On the other hand, one may pose a rich task like the handshake problem to teach problem-solving strategies and the notion of algebraic reasoning in finding a pattern of the number of handshakes given any number of people. Furthermore, one might use an open-ended real-world problem for students to see how they go through the process of defining the variables, making assumptions to build a mathematical model or solution to a nonroutine problem. There are several unique affordances of mathematical modeling problems that are important to consider.
Mathematical modeling requires reasoning about several ideas or quantities simultaneously. It requires thinking about situations in relative rather than absolute terms. For example, if the number of students in a middle school grows from 500 to 800 and another middle school grows from 300 to 600, a student thinking in absolute terms (or additively) might answer that both schools had the same amount of increase. On the other hand, a student that is taught to think in relative terms might argue that the second middle school saw more increase since it doubled the number of students unlike the first school which would have needed to end up with 1000 students to grow by the same relative amount. While both answers seem reasonable, it is the relative multiplicative thinking that is essential for proportional reasoning. This ability to think and reason proportionally is very important in the development of a student’s ability to understand and apply mathematical modeling to real-world problem solving.

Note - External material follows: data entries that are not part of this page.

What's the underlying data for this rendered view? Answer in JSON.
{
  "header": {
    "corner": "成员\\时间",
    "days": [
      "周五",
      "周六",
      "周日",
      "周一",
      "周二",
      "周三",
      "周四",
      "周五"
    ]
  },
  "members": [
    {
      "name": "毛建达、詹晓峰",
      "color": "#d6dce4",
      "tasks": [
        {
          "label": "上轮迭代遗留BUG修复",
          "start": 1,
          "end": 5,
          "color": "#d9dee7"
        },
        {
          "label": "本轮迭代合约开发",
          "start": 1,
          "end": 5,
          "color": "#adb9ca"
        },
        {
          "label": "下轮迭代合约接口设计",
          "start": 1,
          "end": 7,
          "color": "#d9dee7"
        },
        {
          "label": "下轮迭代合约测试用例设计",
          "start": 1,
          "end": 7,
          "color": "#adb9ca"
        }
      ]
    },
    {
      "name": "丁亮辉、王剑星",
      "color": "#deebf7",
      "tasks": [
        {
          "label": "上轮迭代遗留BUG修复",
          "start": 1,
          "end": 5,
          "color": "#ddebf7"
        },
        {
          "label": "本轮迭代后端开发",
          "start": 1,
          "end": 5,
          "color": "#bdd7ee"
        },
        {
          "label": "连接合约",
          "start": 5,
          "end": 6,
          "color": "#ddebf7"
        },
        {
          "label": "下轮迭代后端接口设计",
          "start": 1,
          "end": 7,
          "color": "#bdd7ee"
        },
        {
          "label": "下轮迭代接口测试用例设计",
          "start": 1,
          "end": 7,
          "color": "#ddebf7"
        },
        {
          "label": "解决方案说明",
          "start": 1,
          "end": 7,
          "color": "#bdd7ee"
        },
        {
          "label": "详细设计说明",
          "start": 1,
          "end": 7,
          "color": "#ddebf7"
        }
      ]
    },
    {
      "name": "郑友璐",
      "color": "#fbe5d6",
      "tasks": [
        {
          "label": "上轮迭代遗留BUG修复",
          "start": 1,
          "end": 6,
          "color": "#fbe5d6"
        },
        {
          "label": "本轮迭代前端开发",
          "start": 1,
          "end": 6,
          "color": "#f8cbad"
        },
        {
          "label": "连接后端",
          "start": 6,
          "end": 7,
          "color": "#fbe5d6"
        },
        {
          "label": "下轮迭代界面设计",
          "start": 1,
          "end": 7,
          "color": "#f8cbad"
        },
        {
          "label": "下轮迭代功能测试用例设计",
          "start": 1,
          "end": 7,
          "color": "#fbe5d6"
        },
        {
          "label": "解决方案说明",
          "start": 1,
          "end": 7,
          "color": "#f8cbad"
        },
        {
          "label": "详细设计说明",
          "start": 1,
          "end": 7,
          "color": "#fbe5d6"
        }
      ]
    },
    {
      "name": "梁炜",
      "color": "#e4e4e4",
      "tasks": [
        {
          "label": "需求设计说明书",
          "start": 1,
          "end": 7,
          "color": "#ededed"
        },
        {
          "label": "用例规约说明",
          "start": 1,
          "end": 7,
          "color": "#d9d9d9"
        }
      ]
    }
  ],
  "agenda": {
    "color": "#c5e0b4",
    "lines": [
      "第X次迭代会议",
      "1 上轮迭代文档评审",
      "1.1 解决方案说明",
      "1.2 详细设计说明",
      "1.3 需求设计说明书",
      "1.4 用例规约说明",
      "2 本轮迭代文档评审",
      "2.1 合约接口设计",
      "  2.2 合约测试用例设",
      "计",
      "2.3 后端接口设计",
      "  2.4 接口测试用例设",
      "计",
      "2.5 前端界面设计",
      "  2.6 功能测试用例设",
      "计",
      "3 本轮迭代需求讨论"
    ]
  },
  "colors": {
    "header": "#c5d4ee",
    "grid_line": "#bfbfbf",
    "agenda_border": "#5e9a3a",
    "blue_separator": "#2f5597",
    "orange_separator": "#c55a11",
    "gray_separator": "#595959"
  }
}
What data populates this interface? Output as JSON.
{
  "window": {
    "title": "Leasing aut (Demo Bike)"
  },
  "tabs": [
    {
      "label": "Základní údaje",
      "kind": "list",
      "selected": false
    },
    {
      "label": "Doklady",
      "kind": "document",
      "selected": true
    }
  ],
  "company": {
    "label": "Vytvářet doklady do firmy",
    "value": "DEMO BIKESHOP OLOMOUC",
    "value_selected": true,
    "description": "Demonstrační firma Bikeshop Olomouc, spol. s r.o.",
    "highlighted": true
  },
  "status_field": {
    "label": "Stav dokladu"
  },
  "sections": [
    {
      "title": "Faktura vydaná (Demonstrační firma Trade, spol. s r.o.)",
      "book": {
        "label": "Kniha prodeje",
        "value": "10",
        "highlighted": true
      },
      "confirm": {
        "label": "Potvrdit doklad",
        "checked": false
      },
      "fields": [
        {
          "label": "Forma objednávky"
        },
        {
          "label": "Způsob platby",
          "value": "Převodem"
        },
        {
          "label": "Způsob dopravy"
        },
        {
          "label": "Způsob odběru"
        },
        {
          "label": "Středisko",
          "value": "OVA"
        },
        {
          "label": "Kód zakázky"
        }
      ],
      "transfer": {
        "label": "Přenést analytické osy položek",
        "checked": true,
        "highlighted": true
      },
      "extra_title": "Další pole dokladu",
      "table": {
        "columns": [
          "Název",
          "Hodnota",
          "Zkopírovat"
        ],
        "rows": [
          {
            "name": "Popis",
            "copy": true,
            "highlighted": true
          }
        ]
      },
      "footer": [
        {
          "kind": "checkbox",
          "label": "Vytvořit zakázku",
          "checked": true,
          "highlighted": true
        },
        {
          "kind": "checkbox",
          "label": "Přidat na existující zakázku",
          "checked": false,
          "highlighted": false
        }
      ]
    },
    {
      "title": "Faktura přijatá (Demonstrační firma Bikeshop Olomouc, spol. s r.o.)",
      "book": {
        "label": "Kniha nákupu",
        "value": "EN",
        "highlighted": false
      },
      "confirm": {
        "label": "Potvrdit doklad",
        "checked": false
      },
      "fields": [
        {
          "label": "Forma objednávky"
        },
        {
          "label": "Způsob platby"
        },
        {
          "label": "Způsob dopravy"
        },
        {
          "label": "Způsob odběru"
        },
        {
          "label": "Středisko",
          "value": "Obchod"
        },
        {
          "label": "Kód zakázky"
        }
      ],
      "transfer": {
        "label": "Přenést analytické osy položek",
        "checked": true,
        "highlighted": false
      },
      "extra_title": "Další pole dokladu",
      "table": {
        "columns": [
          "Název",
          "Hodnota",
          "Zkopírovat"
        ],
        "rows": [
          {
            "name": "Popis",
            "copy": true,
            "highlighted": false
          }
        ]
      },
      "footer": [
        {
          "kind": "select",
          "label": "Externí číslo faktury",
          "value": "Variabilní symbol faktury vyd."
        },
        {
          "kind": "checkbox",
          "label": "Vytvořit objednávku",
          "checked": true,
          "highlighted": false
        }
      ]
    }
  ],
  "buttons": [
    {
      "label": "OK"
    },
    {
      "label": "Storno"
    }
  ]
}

The goal for the lesson can determine what type of problems that students are working through. It is important for educators to support students in the discovery of connections that help them comprehend the applications of mathematical concepts to real-world problems in a way that is beyond what is taught in a traditional classroom.
Making such connections in the middle grades would require the teachers to begin a process of investigation, which may take multiple forms. Such forms may include anything from random guessing to a more systematic and organized approach, but inherent to this problem-solving investigation process would be to make algebraic connections between these various forms. Good problems are those that are mystifying and interesting. They are mystifying when they are not easy to solve using traditional textbook formulas and approaches. The handshake problem is a prime example of a task that can engage students in a rich problem-solving investigation and algebraic thinking process as they make important connections through various models.